Quando ho sentito nominare per la prima volta Haruki Murakami è stato per il libro Norwegian Wood di cui parecchie persone mi avevano raccontato.
Appena ne ho sentito parlare subito mi sono chiesto che cosa poteva scrivere uno scrittore giapponese a proposito dei boschi norvegesi.
Norwegian wood. Tokyo blues in realtà ha ben poco a che fare con la Norvegia, ma sull’omonima canzone dei Beatles ha tanto da dire.
Al tempo in cui “Norwegian Wood” è uscito in Giappone (nel 1987) Murakami divenne così popolare che scelse di lasciare il proprio paese per alcuni anni e vivere in Europa e in America.
Pubblicato nel 1993 da Feltrinelli con il titolo di “Tokyo Blues”, è sicuramente una storia d’amore, ma non è una storia d’amore, tra virgolette, normale.
Toru Watanabe, un uomo di trentasette anni, è in aereo e ascolta la canzone dei Beatles. La musica lo trasporta indietro nel tempo, quand’era studente universitario nella Tokyo tra la fine degli anni ’60 e i primi anni ’70.
Innocente e introverso, Toru entra nell’età adulta vivendo appieno la generazione della musica rock e dell’amore libero in Giappone.
Si innamora per la prima volta di Naoko, la fidanzata di Kizuki, il suo unico amico, morto suicida pochi mesi prima.
Toru e Naoko iniziano un rapporto tormentato. Naoko è bella, ma instabile mentalmente e per questo viene ricoverata in un istituto psichiatrico.
Nel frattempo, Toru inizia un rapporto passionale con l’impetuosa Midori, compagna di corso all’università, cercando comunque di trovare più equilibrio possibile nel mondo reale. Cercando magari di pensare che la vita è una scatola di biscotti.
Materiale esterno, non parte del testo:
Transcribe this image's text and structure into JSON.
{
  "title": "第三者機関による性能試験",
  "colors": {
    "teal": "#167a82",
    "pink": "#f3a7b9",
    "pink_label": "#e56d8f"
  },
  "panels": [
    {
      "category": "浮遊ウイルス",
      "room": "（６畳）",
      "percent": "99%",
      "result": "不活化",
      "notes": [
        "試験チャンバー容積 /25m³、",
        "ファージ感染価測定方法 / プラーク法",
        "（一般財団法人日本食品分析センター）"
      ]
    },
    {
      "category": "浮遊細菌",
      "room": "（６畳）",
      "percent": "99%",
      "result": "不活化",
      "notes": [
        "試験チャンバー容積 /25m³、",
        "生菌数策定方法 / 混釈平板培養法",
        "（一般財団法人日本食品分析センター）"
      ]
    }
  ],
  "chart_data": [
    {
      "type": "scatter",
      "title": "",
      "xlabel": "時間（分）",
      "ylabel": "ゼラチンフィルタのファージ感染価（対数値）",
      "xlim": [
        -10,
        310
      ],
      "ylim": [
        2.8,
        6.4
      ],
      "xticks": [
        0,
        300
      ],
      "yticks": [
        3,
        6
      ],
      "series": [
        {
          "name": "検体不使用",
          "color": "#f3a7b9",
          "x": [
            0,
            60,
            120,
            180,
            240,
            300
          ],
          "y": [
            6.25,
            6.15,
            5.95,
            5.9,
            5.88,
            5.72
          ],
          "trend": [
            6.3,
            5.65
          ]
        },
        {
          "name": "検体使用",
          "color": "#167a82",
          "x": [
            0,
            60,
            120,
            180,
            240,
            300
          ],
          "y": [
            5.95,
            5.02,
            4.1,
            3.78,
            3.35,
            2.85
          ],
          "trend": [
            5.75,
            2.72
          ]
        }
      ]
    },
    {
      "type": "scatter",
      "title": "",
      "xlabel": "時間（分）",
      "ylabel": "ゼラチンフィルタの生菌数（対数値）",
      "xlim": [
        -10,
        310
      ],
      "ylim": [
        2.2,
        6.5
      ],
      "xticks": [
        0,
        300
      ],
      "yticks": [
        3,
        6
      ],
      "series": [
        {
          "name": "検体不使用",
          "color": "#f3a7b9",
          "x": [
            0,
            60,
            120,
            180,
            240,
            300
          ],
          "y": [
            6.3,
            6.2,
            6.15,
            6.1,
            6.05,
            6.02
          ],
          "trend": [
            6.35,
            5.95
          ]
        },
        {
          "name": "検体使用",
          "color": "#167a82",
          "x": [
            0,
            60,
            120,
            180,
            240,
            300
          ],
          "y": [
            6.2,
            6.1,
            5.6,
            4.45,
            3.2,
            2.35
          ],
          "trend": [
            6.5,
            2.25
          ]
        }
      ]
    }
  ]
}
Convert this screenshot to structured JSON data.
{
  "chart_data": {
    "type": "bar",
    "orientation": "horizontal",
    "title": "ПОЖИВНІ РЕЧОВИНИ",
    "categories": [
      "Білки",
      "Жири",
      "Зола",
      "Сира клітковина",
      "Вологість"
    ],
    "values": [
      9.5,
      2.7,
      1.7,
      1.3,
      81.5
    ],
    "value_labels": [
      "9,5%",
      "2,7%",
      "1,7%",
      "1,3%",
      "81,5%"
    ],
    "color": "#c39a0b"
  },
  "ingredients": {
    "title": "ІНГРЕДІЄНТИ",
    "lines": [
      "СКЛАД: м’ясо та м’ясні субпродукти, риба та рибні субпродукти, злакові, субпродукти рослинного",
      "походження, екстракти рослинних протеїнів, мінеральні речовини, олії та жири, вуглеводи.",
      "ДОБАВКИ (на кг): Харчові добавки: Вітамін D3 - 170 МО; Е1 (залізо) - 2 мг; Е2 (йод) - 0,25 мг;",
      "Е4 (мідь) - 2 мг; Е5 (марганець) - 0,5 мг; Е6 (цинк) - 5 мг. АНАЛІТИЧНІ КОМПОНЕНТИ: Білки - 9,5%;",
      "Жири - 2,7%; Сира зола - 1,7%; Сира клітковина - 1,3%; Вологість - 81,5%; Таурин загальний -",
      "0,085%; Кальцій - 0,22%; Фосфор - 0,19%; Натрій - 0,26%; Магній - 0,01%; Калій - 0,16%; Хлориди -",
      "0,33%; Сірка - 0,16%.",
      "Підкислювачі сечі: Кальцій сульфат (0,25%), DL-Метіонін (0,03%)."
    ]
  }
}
“Hai presente quelle scatole di latta con i biscotti assortiti? Ci sono sempre quelli che ti piacciono e quelli che no. Quando cominci a prendere subito tutti quelli buoni, poi rimangono solo quelli che non ti piacciono. È quello che penso sempre io nei momenti di crisi. Meglio che mi tolgo questi cattivi di mezzo, poi tutto andrà bene. Perciò la vita è una scatola di biscotti.”
Nonostante la trama realistica del romanzo (ci notano anche certe influenze di Salinger, Fitzgerald e Tom Robbins), gli elementi dello stile fantastico dell’autore sono evidenti. Secondo Murakami “scrivere una storia è come far uscire i propri sogni mentre si è svegli”, è manipolare consapevolmente l’inconscio e creare il proprio di sogno.
Ho trovato “Norwegian Wood” un romanzo davvero emotivamente coinvolgente, una storia sottile, affascinante, profonda.